Jean Pierre Bianco durante la sua esibizione alla finale di Bovolone
Jean Pierre Bianco durante la sua esibizione alla finale di Bovolone (BATCH)
Francesca Lorandi05.09.2017

«Mi sento un missionario: sono clown per vocazione». Quella di Jean Pierre Bianco, vincitore dell’ultima edizione de I talenti ne l’Arena, è una storia che inizia da lontano, in quella che per secoli è stata la patria dell’arte circense e degli artisti di strada.

«Ce n’erano tantissimi a Parigi, ovunque», ricorda il clown, più noto con il nome d’arte di Pas Pas. «Sono nato nella capitale francese perché i miei genitori, italiani, erano andati là a lavorare. E fin da piccino sono stato attratto da quegli artisti che si esibivano a cielo aperto, agli angoli delle strade: ho capito ben presto che la mia strada era quella», racconta. «Poi i miei tornarono in Italia, ma io rimasi a Parigi per terminare il mio percorso di studi».

E l’accento francese, la «erre» arrotondata è rimasta a questo artista ora «senza patria», perché sebbene il documento d’identità riporti Mantova come residenza, dodici mesi l’anno li trascorre in giro per l’Italia. In un complicato gioco di incastri, perché le richieste da parte di spettacoli, show e tv sono tante.

«Per una quindicina di anni ho lavorato per la Fondazione dell’ospedale Pediatrico Meyer di Firenze, facevo il clown in corsia». La ricorda come «un’esperienza molto forte, insieme ad altri quindici clown provenienti da tutta Italia e portata avanti con la collaborazione dell’équipe medica».

E poi progetti, workshop e stage dal Nord al Sud del Paese che continuano, incastrati al lavoro a Gardaland, dove da nove anni Pas pas è una presenza fissa. Certo, non è facile rispondere a tutte le richieste, che sono parecchie. Merito della bravura, degli applausi raccolti in oltre trent’anni di esibizioni, e anche della tv. Che gli ha dato una visibilità inaspettata.

Nel 2013 il mimo-giocoliere aveva infatti partecipato al programma di Canale 5 «Italia's got talent» e in quell’edizione, la quarta, arrivò fino alla finale, perdendo per un soffio.

«Con le poche cose che vediamo sul palco, tu ci porti in un altro mondo, alla rovescia rispetto quello reale.

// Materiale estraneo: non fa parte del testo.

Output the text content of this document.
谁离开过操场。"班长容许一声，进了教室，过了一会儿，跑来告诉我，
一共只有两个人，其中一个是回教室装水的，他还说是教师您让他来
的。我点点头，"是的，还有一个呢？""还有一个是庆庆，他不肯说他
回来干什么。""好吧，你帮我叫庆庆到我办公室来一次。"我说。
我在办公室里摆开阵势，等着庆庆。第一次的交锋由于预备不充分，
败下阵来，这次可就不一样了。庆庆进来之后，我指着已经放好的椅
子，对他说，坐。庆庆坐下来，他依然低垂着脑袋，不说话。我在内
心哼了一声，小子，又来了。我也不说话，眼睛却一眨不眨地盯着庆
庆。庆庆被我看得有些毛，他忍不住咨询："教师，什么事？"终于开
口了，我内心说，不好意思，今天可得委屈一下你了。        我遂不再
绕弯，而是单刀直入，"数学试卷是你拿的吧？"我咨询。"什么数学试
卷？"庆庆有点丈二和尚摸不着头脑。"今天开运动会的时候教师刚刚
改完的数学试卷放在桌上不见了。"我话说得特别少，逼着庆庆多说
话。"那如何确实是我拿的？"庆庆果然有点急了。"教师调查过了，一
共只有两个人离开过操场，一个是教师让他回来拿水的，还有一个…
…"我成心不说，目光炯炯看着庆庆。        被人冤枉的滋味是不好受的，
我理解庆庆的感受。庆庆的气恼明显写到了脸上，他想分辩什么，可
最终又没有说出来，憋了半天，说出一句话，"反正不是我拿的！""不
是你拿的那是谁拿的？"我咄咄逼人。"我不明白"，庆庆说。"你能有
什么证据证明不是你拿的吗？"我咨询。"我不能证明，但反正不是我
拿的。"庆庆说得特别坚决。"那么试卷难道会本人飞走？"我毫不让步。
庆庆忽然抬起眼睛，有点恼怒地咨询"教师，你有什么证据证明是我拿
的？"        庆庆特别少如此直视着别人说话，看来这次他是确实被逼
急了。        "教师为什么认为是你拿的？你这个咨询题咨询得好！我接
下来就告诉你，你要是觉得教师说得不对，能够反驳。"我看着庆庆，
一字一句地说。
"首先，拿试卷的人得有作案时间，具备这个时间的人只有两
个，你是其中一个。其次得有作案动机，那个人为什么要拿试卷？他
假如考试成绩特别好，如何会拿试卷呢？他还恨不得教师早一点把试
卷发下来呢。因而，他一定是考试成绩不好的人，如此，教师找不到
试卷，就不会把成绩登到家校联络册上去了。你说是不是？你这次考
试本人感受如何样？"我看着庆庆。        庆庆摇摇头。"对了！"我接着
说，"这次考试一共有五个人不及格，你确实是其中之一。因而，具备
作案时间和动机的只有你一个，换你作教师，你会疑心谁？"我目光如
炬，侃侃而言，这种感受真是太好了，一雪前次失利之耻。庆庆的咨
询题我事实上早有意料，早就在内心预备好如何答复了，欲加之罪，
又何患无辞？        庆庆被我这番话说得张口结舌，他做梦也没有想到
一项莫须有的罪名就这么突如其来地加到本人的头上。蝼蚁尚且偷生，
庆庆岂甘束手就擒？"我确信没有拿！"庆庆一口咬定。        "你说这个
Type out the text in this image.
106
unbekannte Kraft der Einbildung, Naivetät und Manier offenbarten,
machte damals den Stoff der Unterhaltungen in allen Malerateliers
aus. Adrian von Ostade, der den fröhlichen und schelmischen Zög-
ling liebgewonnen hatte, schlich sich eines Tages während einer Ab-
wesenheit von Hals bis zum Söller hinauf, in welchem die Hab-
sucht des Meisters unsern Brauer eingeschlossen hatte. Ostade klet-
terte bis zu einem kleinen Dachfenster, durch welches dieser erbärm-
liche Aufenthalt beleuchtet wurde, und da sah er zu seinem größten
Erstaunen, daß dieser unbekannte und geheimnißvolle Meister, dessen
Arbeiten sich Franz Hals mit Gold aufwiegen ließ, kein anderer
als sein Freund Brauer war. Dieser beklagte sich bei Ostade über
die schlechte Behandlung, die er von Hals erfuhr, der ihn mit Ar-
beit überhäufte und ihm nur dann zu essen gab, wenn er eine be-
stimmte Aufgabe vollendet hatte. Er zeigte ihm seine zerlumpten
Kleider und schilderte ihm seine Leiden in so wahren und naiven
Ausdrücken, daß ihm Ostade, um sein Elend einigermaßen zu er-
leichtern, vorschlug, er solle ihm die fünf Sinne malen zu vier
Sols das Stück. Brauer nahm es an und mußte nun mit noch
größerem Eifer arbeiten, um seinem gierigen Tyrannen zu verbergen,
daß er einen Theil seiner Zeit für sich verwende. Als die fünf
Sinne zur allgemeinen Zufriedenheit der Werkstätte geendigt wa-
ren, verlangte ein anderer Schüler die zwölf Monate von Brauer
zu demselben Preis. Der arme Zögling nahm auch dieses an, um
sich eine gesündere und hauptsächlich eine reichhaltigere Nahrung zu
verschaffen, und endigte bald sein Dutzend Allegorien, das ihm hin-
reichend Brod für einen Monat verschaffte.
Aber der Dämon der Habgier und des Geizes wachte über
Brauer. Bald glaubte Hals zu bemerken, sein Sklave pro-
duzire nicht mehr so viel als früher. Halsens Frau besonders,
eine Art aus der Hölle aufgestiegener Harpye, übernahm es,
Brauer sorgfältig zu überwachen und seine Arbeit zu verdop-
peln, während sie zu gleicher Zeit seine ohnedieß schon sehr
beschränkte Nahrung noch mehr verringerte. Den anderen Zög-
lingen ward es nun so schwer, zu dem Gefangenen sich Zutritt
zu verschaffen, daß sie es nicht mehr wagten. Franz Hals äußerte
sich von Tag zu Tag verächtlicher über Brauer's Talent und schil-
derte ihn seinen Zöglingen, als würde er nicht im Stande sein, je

Ed è ciò che ci piace di te e che ti ha fatto superare ogni selezione», avevano detto al termine della sua esibizione Maria De Filippi, affiancata da Rudy Zerbi e Gerry Scotti. Parole nelle quali lui si riconosce: «Non si tratta di solleticare il pubblico con una battuta», spiega, «io mi rivolgo a grandi e piccini, cerco un linguaggio universale con il quale affascinarli. E lo faccio partendo dalla vita, anche dalla mia, cercando di renderla magica, buffa, di raccontarne la bellezza».

E con questa bellezza era riuscito a conquistare i giudici e il pubblico di Mediaset: «È stata una esperienza meravigliosa, sia perché ho avuto modo di vedere la grande macchina che permette di far funzionare un programma televisivo sia per i colleghi che ho incontrato: artisti che mi hanno dato molto».

E poi c’è stata la visibilità, grande e a livello nazionale. «Ancora oggi ricevo delle proposte anche da programmi nazionali. La tv mi piace molto, ci tornerei volentieri», ammette.

L’occasione ora gli è arrivata grazie al talent show I talenti ne l’Arena. «Ho partecipato perché coinvolto da due amici», racconta, «e dopo aver superato la prima fase di selezioni mi sono esibito in occasione delle due tappe di Caprino e Isola della Scala e poi alla finalissima di Bovolone. Ho avuto la possibilità di mettermi in gioco e di farmi conoscere: credo non ci sia biglietto da visita migliore per chi fa il mio mestiere».